В.Черкасов-Георгиевский "ДУБРАВА": Писатель от курских "шлемоносцев" Е.И.Носов. Из книги "Путешествия. Рассказы о писателях России"
Послано: Admin 04 Дек, 2010 г. - 12:23
Литстраница
|
Литератор и живописец. Одному за счет подручных средств дано изображать жизнь во времени, другому — красочно запечатлевать в пространстве. Но прекрасный результат их вдохновения для читателей и зрителей один — замирает сердце человеческое. Жаль, не часто встретишь такое единство, а сколько искристых, упругих струй живой воды в будничной приязни, общении писателя и художника.
В мастерской на фоне многоцветья картона этюдов, под сенью завешенных материей полотен на треногах, существ норова и возраста наособицу: жеребят, кобылок, мощных коней под попонами, — живописец Шорохов мановениями ножа в точной руке сработал на чистом листе ватмана натюрморт для нашего угощения. Алела помидорная вскрытая мякоть, оперенно легли зелено-белые стрелы лука, золотисто текла плоть курятины. Картофелины в мундирах. Ноздри хлеба. Сыр слабо медвянел...
Помогал литератор Носов, приговаривая:
— Невозможно понять — раньше натюрморт был в загоне, главным жанровое считалось. А пройди по квартирам — он, как и пейзаж, всюду висит. А несчастье, что пейзажи Шишкина затаскали по злачным местам. Обывательская стадность вкусов. А ведь Шишкин по-своему открыл Россию.
Мы вкушали запахи красок и ощущали незримое присутствие доблестных личностей. Литератор упоминал братьев в искусстве. Здесь был русский Александр Иванов, мыслитель, предтеча импрессионистов. Находился Исаак Левитан, со слезами глядящий на небо и землю: минул, минул новый миг, а он не успел положить его на музыку палитры... Пришел художник с кавказской фамилией Куинджи, гоголевский двойник в живописи. И современникам В. Сидорову, А. Шилову литератор поклонился.
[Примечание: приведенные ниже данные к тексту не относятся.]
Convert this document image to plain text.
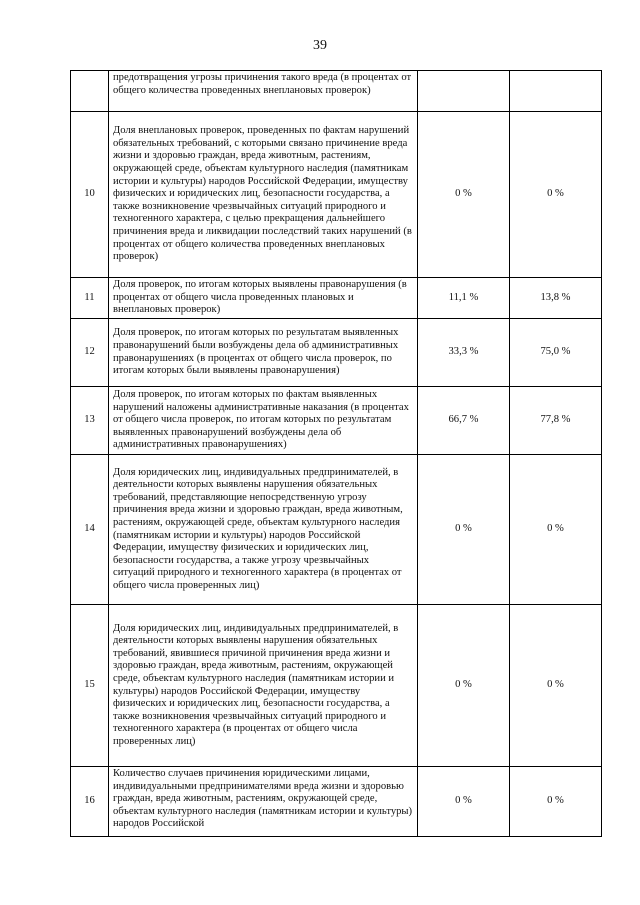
39
	предотвращения угрозы причинения такого вреда (в процентах от общего количества проведенных внеплановых проверок)		
10	Доля внеплановых проверок, проведенных по фактам нарушений обязательных требований, с которыми связано причинение вреда жизни и здоровью граждан, вреда животным, растениям, окружающей среде, объектам культурного наследия (памятникам истории и культуры) народов Российской Федерации, имуществу физических и юридических лиц, безопасности государства, а также возникновение чрезвычайных ситуаций природного и техногенного характера, с целью прекращения дальнейшего причинения вреда и ликвидации последствий таких нарушений (в процентах от общего количества проведенных внеплановых проверок)	0 %	0 %
11	Доля проверок, по итогам которых выявлены правонарушения (в процентах от общего числа проведенных плановых и внеплановых проверок)	11,1 %	13,8 %
12	Доля проверок, по итогам которых по результатам выявленных правонарушений были возбуждены дела об административных правонарушениях (в процентах от общего числа проверок, по итогам которых были выявлены правонарушения)	33,3 %	75,0 %
13	Доля проверок, по итогам которых по фактам выявленных нарушений наложены административные наказания (в процентах от общего числа проверок, по итогам которых по результатам выявленных правонарушений возбуждены дела об административных правонарушениях)	66,7 %	77,8 %
14	Доля юридических лиц, индивидуальных предпринимателей, в деятельности которых выявлены нарушения обязательных требований, представляющие непосредственную угрозу причинения вреда жизни и здоровью граждан, вреда животным, растениям, окружающей среде, объектам культурного наследия (памятникам истории и культуры) народов Российской Федерации, имуществу физических и юридических лиц, безопасности государства, а также угрозу чрезвычайных ситуаций природного и техногенного характера (в процентах от общего числа проверенных лиц)	0 %	0 %
15	Доля юридических лиц, индивидуальных предпринимателей, в деятельности которых выявлены нарушения обязательных требований, явившиеся причиной причинения вреда жизни и здоровью граждан, вреда животным, растениям, окружающей среде, объектам культурного наследия (памятникам истории и культуры) народов Российской Федерации, имуществу физических и юридических лиц, безопасности государства, а также возникновения чрезвычайных ситуаций природного и техногенного характера (в процентах от общего числа проверенных лиц)	0 %	0 %
16	Количество случаев причинения юридическими лицами, индивидуальными предпринимателями вреда жизни и здоровью граждан, вреда животным, растениям, окружающей среде, объектам культурного наследия (памятникам истории и культуры) народов Российской	0 %	0 %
Живописец цитировал Белинского из раскрытого потрепанного тома на этюднике, брал с книжной полки и листал издания Астафьева, Валентина Распутина... Удлиненным лицом, чеканным носом над седыми остроконечными усами живописец походил на старинного русского офицера. Он и был в 21 год капитаном, командиром фронтовой батареи.
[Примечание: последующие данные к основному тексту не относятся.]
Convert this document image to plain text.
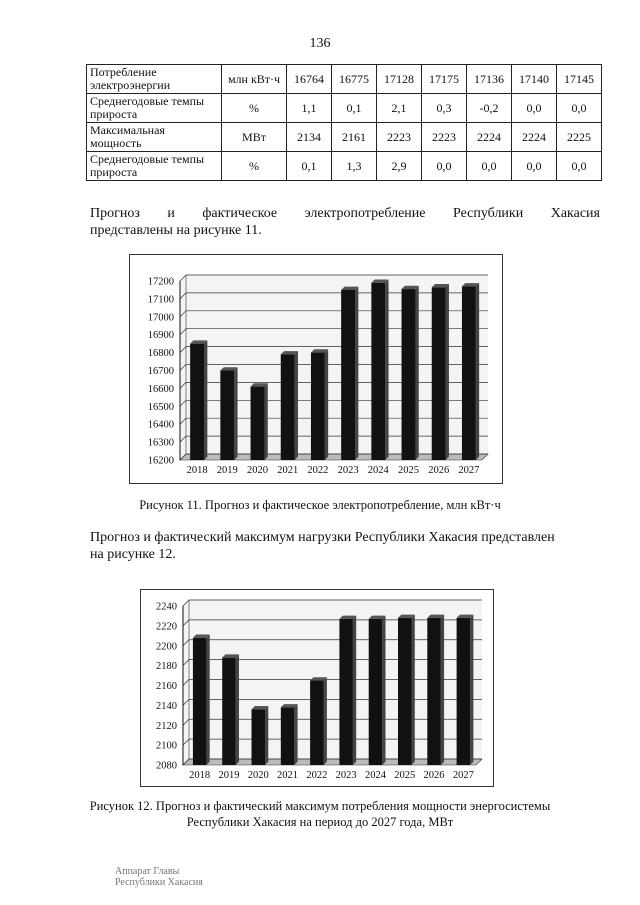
136
Потребление электроэнергии	млн кВт·ч	16764	16775	17128	17175	17136	17140	17145
Среднегодовые темпы прироста	%	1,1	0,1	2,1	0,3	-0,2	0,0	0,0
Максимальная мощность	МВт	2134	2161	2223	2223	2224	2224	2225
Среднегодовые темпы прироста	%	0,1	1,3	2,9	0,0	0,0	0,0	0,0
Прогноз и фактическое электропотребление Республики Хакасия
представлены на рисунке 11.
16200
16300
16400
16500
16600
16700
16800
16900
17000
17100
17200
2018 2019 2020 2021 2022 2023 2024 2025 2026 2027
Рисунок 11. Прогноз и фактическое электропотребление, млн кВт·ч
Прогноз и фактический максимум нагрузки Республики Хакасия представлен
на рисунке 12.
2080
2100
2120
2140
2160
2180
2200
2220
2240
2018 2019 2020 2021 2022 2023 2024 2025 2026 2027
Рисунок 12. Прогноз и фактический максимум потребления мощности энергосистемы
Республики Хакасия на период до 2027 года, МВт
Аппарат Главы
Республики Хакасия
Живописец и литератор во всем товарищи по оружию. В артиллерии воевал и рядовой Носов. Художническая слава переменчива. Но непреходящ титул солдата. Среди других отличий получил Евгений Носов медаль «За отвагу». За что удостоен? За то, что в сражениях не трусил, от опасности за спины товарищей не прятался ни в рукопашной, ни в бессчетных дуэлях с танками. Так всегда было: на Брянщине, под Бобруйском, у Варшавы, в Пруссии... И в том бою у реки Друдь.
Была немецкая контратака. На русскую пехоту, только что взявшую вражеские траншеи, пошли танки и транспортеры. Солдаты отступали по просторному скошенному полю и перебегали, залегая под копны. Но не стало спасения. С транспортеров по ним били огнеметчики. Струи огня вздымали сено кострами, и бойцы в горящих гимнастерках метались и падали на колкое подножье.
Орудийный расчет Носова лихорадочно готовил позицию на краю почерневшего луга. Их было четверо вместо семерых, но пушку быстро развернули, и горка снарядных ящиков со «студебеккера» мгновенно выросла рядом.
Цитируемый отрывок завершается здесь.